Let’s talk about expectations, because right about now I’m expecting Megan Draper to get killed.
I don’t mean just straight up shot or strangled; I mean I’m expecting her to be brutally murdered by the Manson Family the way they killed Sharon Tate in some twisted Matthew Weiner historical fiction sort of way, because that is what the entire internet is getting me to think is about to happen. This whole theory that Don’s wife is somehow connected with the murdered wife of Roman Polanski has cast an even darker and more mysterious shadow over a show that already is all about being weird and filled with possible symbolism.

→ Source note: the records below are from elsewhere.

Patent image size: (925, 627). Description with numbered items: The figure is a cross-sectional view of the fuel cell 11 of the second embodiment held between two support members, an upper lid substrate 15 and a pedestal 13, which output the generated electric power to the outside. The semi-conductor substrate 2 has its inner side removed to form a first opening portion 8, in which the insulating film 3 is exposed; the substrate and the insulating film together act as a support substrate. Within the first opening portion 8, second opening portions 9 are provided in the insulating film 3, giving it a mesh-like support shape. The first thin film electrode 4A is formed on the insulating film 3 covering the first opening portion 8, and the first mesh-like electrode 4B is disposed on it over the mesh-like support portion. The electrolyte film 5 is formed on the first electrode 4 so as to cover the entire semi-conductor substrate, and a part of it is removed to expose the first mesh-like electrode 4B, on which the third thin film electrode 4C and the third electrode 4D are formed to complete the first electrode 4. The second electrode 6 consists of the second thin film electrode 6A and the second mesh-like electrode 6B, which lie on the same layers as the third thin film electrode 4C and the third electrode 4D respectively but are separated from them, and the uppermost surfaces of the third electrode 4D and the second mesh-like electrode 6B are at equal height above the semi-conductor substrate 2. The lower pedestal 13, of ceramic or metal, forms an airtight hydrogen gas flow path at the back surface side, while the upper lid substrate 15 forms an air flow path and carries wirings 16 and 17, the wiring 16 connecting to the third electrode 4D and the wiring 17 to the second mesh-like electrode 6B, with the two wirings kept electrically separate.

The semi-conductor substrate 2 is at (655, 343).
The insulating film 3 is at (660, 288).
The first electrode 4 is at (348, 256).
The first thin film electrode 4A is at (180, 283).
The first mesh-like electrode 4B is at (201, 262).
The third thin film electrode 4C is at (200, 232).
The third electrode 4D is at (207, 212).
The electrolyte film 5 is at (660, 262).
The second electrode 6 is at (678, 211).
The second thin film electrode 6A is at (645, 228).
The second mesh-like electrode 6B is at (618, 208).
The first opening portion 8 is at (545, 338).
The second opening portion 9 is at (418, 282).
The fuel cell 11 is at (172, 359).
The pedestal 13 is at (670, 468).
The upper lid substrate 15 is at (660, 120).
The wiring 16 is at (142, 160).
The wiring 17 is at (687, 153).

But like Abe Vigoda, Megan Draper isn’t dead yet. I need to remove this fixation I have and concentrate on the episode at hand, because there was just so much good going on in “A Tale of Two Cities” that it is only right for me to cast aside any death fantasies I have to pay it homage.
Since I’m off the Megan death trip for the time being, let’s take a moment to appreciate Joan doing a little Sheryl Sandberg leaning in, and going over Pete’s receding hairline to nab Avon. Let’s also appreciate the fact that while Peggy starts out acting like a little church mouse that wants nothing to do with it, soon enough she’s on Team Joan, and all of a sudden I’m wondering if there could be some sort of spinoff show starring the pair of two take no prisoner ladies running a Manhattan ad firm in the 1970s. (I’ll also gladly take an 80s Don Draper show.)
There’s so much in this episode that it’s hard to pick out other highlights, but obviously the backdrop of the 1968 Democratic National Convention taking place, and one of the Carnation bosses kvetching about the hippies that were getting beaten being a disgrace to the country, and how “Dutch Reagen is a patriot,” and not future president Nixon. There’s Bob Benson getting psyched up to go into his first big meeting with a client by listening to some motivational record, but then having to play the part of the motivator by yelling at a timid Ginsberg, “Manischewitz are good people; they’re your people!” That was great.
People smoke drugs (Don: hashish, Pete: weed), Roger gets punched in the balls (amazing), and there is trouble in paradise between the two firms because they can’t seem to play nice together.